Initial 2025 ADS Election Report
Category:Australia Votes,Federal ElectionWe’ve just finished some preliminary charts and an online map (see map link on the first page) on the 2025 results based on the early counts. We will update with the final primary and 2PP results in a week or so. It was a really interesting result, in terms of the preference allocations to the two traditional major parties, following a collapse in the primary Coalition vote over the last week or so for Peter Dutton. In the final days, voters were just scrambling for anyone else to vote for really (apart from the Trumpet of Patriots) and their preferences invariably favoured Labor.
It seems the trends in the primary vote over the campaign tracked my old eponymous formula linking net satisfaction scores with primary votes … meaning that, over the same period, a change of three percent in a leader’s net satisfaction tends to accompany a change in their party’s primary vote of one percent in the same direction. My Uni Psych lecturers used to call this Cognitive Consistency. We normally see this when a party dumps an unpopular leader for the current crowd favourite (eg a Hawke or Rudd 2.0) but, this time, it was mainly self-inflicted by Dutton’s lack of campaign match fitness. Albanese, meanwhile, got a leg up early in the campaign from Donald Trump and never looked back (as did Mark Carney in Canada).

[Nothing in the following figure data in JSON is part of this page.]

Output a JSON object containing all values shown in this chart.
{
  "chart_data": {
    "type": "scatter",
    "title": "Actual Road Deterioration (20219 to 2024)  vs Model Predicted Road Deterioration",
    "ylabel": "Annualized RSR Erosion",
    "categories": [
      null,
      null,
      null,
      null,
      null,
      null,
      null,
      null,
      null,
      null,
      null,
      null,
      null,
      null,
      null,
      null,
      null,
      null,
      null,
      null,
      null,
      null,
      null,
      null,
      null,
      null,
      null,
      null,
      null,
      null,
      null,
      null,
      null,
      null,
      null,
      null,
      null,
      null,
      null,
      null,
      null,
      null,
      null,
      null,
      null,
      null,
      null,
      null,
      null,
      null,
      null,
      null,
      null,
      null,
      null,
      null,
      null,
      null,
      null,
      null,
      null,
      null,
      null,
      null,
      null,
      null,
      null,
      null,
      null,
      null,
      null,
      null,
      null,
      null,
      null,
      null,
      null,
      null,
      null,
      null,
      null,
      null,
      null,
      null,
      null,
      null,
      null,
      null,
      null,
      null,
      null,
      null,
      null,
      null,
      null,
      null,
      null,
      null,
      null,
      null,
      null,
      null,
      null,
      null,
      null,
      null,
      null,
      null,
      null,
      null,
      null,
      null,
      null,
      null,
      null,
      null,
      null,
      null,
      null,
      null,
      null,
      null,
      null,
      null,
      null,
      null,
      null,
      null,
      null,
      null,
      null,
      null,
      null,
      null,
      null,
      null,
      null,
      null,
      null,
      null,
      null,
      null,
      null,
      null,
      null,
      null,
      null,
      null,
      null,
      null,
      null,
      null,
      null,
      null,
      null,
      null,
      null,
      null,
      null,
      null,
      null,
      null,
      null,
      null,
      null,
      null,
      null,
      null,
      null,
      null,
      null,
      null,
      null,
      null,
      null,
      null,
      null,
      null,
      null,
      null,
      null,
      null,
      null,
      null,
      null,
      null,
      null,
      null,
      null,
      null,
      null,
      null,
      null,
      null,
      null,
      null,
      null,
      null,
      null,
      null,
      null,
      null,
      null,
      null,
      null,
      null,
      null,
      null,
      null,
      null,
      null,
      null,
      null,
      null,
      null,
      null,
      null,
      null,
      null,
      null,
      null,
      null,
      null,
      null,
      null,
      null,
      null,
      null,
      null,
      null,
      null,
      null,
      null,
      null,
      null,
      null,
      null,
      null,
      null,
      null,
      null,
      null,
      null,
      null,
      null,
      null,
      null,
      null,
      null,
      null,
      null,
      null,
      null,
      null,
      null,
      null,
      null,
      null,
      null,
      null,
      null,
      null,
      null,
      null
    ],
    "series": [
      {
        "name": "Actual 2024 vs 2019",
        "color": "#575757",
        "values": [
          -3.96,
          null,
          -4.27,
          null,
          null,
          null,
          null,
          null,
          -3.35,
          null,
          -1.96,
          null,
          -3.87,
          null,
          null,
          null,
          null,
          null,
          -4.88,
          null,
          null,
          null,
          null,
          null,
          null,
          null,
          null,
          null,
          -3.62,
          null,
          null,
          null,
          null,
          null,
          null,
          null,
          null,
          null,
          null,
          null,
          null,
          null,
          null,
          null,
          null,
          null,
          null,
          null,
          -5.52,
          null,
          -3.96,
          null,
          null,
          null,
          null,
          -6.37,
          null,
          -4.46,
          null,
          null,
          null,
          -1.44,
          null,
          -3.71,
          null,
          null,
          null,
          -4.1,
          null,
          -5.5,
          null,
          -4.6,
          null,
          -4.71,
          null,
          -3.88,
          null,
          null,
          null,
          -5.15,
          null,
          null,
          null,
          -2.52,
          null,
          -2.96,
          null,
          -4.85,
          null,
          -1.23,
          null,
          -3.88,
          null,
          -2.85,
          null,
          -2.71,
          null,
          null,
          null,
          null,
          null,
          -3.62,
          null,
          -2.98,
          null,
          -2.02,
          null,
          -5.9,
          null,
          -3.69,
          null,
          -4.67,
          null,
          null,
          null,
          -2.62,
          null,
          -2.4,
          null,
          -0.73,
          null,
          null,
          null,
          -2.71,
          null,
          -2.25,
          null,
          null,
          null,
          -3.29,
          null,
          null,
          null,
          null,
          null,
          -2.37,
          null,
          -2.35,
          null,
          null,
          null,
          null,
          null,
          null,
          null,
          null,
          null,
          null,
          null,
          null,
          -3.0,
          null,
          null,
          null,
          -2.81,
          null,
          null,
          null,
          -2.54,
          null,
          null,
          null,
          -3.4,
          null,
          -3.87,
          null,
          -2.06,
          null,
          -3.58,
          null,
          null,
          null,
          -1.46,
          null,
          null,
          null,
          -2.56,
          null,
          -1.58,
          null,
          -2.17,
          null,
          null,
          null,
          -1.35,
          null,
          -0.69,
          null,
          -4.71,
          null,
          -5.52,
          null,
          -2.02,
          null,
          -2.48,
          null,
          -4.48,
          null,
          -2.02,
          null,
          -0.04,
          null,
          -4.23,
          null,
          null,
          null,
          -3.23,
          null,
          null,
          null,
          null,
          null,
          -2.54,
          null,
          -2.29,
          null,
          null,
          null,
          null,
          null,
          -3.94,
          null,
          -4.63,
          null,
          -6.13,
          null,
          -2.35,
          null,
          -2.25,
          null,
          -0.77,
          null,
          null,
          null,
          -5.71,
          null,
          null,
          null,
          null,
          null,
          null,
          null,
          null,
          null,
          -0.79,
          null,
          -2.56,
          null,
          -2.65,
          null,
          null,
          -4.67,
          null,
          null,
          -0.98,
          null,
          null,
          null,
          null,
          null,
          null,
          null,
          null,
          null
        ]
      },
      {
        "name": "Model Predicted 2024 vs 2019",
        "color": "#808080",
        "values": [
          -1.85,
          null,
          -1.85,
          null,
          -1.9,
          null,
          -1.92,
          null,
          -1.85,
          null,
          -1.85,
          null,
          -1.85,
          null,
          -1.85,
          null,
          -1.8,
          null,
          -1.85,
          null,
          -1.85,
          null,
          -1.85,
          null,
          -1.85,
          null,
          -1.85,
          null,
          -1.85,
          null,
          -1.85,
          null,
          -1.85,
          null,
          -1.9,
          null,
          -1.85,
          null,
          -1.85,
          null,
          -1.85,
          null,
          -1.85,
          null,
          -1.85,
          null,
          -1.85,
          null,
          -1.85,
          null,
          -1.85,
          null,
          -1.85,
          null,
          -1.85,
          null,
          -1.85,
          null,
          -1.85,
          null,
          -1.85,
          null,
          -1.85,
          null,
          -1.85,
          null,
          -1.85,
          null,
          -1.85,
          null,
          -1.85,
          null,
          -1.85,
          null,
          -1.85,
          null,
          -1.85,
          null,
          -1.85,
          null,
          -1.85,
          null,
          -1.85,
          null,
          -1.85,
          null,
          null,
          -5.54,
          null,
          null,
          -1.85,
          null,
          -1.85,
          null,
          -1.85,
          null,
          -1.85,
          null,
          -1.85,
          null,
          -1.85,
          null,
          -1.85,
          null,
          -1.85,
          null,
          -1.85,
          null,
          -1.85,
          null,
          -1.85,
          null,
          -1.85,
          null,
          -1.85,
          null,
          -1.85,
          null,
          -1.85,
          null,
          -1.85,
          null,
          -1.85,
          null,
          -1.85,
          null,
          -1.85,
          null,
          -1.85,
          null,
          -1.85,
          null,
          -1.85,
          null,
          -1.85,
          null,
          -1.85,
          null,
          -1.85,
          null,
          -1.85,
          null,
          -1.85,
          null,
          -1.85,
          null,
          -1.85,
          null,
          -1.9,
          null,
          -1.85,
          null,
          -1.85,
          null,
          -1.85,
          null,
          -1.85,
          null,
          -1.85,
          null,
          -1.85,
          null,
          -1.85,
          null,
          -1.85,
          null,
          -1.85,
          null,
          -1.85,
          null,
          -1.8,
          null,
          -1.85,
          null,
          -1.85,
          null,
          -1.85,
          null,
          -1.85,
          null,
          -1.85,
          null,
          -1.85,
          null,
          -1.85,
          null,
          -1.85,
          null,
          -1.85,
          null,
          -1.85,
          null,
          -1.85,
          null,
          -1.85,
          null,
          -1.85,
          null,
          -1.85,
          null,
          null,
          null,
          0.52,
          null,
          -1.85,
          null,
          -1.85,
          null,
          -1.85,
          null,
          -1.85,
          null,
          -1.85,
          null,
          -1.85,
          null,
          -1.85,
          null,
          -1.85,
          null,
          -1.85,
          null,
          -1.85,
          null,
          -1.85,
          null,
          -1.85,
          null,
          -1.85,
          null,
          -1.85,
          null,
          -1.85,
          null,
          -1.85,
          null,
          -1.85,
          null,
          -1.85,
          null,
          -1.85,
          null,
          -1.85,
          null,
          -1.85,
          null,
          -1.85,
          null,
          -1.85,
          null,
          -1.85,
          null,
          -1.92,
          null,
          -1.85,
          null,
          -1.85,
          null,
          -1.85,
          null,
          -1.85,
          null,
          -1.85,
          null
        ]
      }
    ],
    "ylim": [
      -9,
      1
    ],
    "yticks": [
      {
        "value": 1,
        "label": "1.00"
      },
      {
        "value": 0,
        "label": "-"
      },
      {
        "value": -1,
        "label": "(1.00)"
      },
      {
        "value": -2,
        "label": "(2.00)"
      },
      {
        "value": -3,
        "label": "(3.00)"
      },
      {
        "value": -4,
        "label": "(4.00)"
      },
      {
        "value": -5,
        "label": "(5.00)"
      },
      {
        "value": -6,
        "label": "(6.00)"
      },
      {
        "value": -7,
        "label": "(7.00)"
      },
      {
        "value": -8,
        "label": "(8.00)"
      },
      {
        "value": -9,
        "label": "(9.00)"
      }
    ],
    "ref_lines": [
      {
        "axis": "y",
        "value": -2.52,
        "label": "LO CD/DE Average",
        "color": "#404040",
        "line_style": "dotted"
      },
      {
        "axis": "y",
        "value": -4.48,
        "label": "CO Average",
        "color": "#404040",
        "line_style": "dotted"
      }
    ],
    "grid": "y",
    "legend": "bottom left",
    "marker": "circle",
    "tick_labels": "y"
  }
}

The Greens also experienced a big demographic shift in support, foreshadowed correctly by the MRP polls and which I outlined in the AFR before the election. Using the ALP Government as a punching bag for three years didn’t work out so well for Green MPs among their traditional supporters, costing the party three out of their four House of Reps seats and highlighting Greens vulnerability to a Centre Left Teal Senate campaign, as seen in the ACT.
A similar existential threat for the Coalition can be seen in their long-term decline in 2PP votes in wealthy Teal seats like Wentworth and Warringah. Both of these formerly safe Liberal seats returned a 2PP majority vote for Labor in 2025, reinforcing a trend I’ve observed over 50 years of profiling Australian votes, during which Professional women progressively re-aligned their votes from Liberal to Labor, particularly after the Coalition dumped Malcom Turnbull for Scott Morrison.
A large part of this trend has been a judgement by professional women on blokey Coalition Leaders like Scott Morrison and Peter Dutton and it will be interesting to see if Sussan Ley’s less adversarial leadership resonates more with this fast-growing political demographic over the next term of Labor Government.
As you can see from the last two charts in the attached PDF, without an increase in support of professional women over 2019/2022 levels, it’s hard to see the Coalition ever returning to Government in Australia.